Ich hab von dir geträumt, Thomas, in der letzten Nacht. In irgendeinem der vielen Träume kamst du vor, die ich träumte zwischen Wachen und Schlafen, eingeflochten in eine unwiederbringliche Abfolge von grotesken Bildern tauchtest du plötzlich zwischen bisher nicht gekannten Wesen auf, die vor deinem Erscheinen gespenstisch agiert hatten, dir das Feld räumten und die nach dir wieder den freien Raum besetzten. Unvermittelt lagst du da, ich weiß weder wo noch worauf, ausgestreckt auf der Seite, der rechte Arm stützte deinen Kopf. Du sahst mich fragend mit strahlenden Augen durch den Schleier deiner Haare an. Du trugst es wie ehedem, als wir uns kennenlernten. Ein unbekanntes sanftes Lächeln huschte dir übers Gesicht. Ganz erstaunte mich deine Frage, ob ich denn überhaupt nichts mehr von dir wissen wolle. Vielleicht schwang etwas Traurigkeit in deiner Stimme mit, ich weiß es nicht mehr. Ob du denn gekommen wärest, wenn ich dich darum gebeten hätte, fragte ich dich. Ja, sagtest du, darauf hättest du so sehr gewartet. Zaghaft näherte ich mich dir und gab deiner Wange einen zärtlichen Kuss. Du legtest verlangend deinen Arm um mich, dann …
Ungezählt sind die jungen Böcke, die seit der Schulzeit auf meiner Weide gegrast und sich herumgetrieben haben, denn das Gras war damals noch saftig und verlockend. Nur wenige der blökenden Lämmer kann ich noch immer mit Namen benennen, von den meisten hatte ich ihn nie gekannt.

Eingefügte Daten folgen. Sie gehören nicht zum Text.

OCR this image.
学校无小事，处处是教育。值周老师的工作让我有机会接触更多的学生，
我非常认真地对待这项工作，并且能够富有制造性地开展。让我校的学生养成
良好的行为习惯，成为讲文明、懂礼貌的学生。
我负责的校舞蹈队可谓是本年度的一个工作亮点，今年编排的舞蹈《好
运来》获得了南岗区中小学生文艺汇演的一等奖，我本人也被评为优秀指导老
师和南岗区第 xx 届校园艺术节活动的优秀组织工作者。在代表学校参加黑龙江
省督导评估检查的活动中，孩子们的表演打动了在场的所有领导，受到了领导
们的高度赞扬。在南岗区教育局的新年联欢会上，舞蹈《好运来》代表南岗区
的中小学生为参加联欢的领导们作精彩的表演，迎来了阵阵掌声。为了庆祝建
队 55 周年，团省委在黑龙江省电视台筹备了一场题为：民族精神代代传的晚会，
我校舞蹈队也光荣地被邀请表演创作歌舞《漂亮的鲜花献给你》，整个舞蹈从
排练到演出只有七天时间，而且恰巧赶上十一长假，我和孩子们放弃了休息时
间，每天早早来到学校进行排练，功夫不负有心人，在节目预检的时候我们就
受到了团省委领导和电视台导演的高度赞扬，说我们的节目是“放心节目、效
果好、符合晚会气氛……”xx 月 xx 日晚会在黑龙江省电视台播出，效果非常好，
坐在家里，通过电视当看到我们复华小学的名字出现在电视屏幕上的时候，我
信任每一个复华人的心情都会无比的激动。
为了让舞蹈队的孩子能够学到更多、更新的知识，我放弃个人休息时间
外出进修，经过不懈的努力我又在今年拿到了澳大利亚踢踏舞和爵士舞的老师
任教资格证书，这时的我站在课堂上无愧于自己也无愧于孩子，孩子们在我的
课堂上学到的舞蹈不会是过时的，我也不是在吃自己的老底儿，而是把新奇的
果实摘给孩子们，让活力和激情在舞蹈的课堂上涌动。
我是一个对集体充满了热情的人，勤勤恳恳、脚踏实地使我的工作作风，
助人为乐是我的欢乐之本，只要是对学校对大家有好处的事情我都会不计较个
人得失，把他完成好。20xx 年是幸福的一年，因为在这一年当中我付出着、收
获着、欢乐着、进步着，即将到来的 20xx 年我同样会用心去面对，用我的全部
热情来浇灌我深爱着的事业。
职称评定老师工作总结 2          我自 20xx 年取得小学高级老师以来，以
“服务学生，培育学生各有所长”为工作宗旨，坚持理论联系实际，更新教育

Nur vereinzelte Gesichter blieben mir in der Erinnerung haften, ausgelöscht sind die anderen Bilder. Sie waren ausnahmslos hübsch anzusehen, viele besser als Thomas. Einmal war ich sogar verliebt. Das erste Mal in meinem Leben. Er hieß Gerd P. und war Lehrling im Armaturenwerk Prenzlau. Das war vor hundert Jahren. All diesen Jungs, die mir vor Urzeiten begegneten und die die Befriedigung ihrer jungen Lüste bei mir fanden, ob sie nun schwul waren oder nicht, hab ich in den meisten Fällen kaum länger als einen Tag lang nachgetrauert. Nie hat mich einer, nachdem wir uns das letzte Mal losgelassen haben, längere Zeit gedanklich beschäftigt, außer Gerd P. vielleicht. Zugegeben, ich denke sehr gern an manche schöne Stunde mit ihnen zurück, wozu sonst strickt man in seiner Jugend an den Erinnerungen für später, aber nicht in Trauer und Verzweiflung um die verlorene Liebe. Warum auch! Ich war selbst noch blutjung und voller Tatendurst! Damals, vor hundert Jahren.
Mit dir, Thomas, ergeht es mir ganz anders, alles war neu und das erste Mal. Es verstreicht kein Tag, an dem ich nicht an dich denke, ob ich will oder nicht. Plötzlich, aus heiterem Himmel, fällst du wie eine wilde Horde Barbaren in meine faden Gedanken ein, tobst dich darin aus und verschwindest dann genauso plötzlich, ein wüstes Chaos zurücklassend.
Heute wolltest du mit uns ins Theater fahren! Hattest du uns das nur versprochen, um uns dann sitzen zu lassen?